Elle préfère pouvoir laisser l'autre s'époumoner face à elle.
Elle ferme les écoutilles et elle le laisse déblatérer en le
regardant droit dans les yeux. Il finit par s'essouffler. Elle attend
patiemment la fin et sourit sans un mot. Elle est exaspérante quand
elle fait cela. Tout le monde s'accorde là-dessus. Exaspérante car
parfaitement inaccessible. Mais, même si elle n'en dit ni n'en
montre rien, elle en tient compte. Les gens lui en veulent. Elle fait
comme si de rien n'était. Elle reste polie et lisse. Ils finissent
par céder, de lassitude. Mais les vrais gens, comme Flo, ont
compris, qu'au fond, cela ne tombe pas dans l'oreille d'une sourde et
qu'elle respecte la colère de l'autre. Ces gens-là savent qu'elle
est touchée et qu'elle y pense le soir devant sa télé sur son
canapé. Enfin, ils imaginent.
Ils
imaginent parce que non, Janusa ne parle jamais de sa vie hors de ces
murs de l'entreprise. Elle est absolument muette sur ce point. C'est
devenu un jeu pour les autres d'essayer de lui en faire dire, même
un détail. Mais même quand elle boit, elle ne perd jamais ce
contrôle-là. Elle est en mode automatique. Le jeu ne fait plus rire
tout le monde. Certains s'en agacent et disent qu'elle est égoïste.

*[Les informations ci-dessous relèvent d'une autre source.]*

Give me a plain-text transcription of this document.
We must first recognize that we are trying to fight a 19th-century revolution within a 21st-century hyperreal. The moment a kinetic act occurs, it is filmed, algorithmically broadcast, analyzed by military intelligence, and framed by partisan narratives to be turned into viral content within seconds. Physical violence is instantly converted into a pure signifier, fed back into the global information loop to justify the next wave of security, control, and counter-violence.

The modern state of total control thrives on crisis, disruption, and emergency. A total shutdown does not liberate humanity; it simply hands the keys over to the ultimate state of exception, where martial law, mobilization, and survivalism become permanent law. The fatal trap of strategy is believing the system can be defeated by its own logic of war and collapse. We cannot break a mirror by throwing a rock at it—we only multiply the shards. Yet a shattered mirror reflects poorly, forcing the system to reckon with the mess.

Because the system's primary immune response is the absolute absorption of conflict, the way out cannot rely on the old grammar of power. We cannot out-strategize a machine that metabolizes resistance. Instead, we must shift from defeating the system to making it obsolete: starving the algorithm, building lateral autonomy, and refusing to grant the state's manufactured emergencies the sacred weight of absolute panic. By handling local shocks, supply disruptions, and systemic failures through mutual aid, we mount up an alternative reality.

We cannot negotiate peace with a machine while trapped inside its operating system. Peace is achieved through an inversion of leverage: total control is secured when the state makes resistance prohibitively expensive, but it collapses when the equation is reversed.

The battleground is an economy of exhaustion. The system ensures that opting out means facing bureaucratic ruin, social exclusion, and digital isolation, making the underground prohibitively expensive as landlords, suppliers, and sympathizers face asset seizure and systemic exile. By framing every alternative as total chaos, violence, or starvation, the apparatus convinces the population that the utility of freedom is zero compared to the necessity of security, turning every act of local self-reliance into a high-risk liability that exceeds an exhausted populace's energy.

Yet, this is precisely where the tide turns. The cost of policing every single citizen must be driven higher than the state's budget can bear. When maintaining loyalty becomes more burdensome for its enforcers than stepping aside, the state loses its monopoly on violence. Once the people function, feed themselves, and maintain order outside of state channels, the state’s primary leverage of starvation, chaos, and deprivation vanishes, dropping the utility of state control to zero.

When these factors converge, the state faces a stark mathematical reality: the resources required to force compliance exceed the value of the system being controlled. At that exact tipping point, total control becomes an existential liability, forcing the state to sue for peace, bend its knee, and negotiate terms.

D'autres disent qu'elle a une deuxième vie à leur cacher. D'autres
disent seulement qu'elle est d'une pudeur folle. Tous ont raison et
tous se trompent.
La
journée de travail peut enfin commencer. Une fois qu'elle est
lancée, Jana est indécollable de son écran. Elle s'enfouit dans
ses longs et épais cheveux qui font œillères et bouchons en même
temps. Son nez dépasse, quand on la regarde de profil, son nez
aquilin, pas un petit nez, le front bombé aussi. Et les orbites sont
complètement masqués. Plus personne ne peut la déconcentrer. Ils
ont bien essayé mais elle reste imperturbable et ils ont vite
attendu qu'elle leur redonne son attention pour poser d'éventuelles
questions ou lui demander son avis. Jana dispose d'une concentration
qui subjuguent. Ses yeux bleus vibrants rivés sur l'écran, elle
galope jusqu'au but sans un accroc. Elle attend même d'avoir fini sa
tâche pour aller aux toilettes. Bizarre quand même disent certains.
« Les petites manies de chacun » rétorque Flo. Souvent
elle met même ses écouteurs pour encore davantage s'isoler. Elle le
fait encore plus depuis quelques temps. La fatigue peut-être. Jana a
toujours été très concentrée, quand elle le décide bien sûr.
Vous aurez compris, c'est ne tête dure. Elle ne fait que ce qu'elle
veut ou presque. Elle en a l'air en tout cas. Déjà petite, elle se
plongeait dans une activité ou un film ou autre et l'on ne pouvait
l'en décoller avant qu'elle ait terminé. Ses parents se sont
inquiétés. Ils se sont demandé si elle n'était pas un peu
autiste. Il sont alors voir des psys. Mais les psys n'ont rien vu,
ont dit qu'elle était tout à fait normale et les parents sont
repartis avec toutes leurs questions. Ils ont fini par s'adapter. Ils
étaient mécontents et toujours aussi soucieux. Ils ont à moitié
gueulé sur les psys. Sauf le dernier, ils ont jeté l'éponge et sa
ère s'est mise à pleurer. Jana se souvient de ce moment comme si
c'était hier. La psy a dit : « Madame, j'entends votre
désarroi (Jana n'avait pas compris sur le moment d'ailleurs ce mot
qu'elle n'avait jamais entendu) mais réjouissez-vous aussi que votre
fille soit en bonne santé. Je vous assure que c'est une petite fille
qui va bien. » Mais ses parents sont de ceux qui ne cesseront
jamais de s'inquiéter pour leur fille. Sa mère continue de
l'appeler tous les jours. Jana ne répond plus sauf le dimanche.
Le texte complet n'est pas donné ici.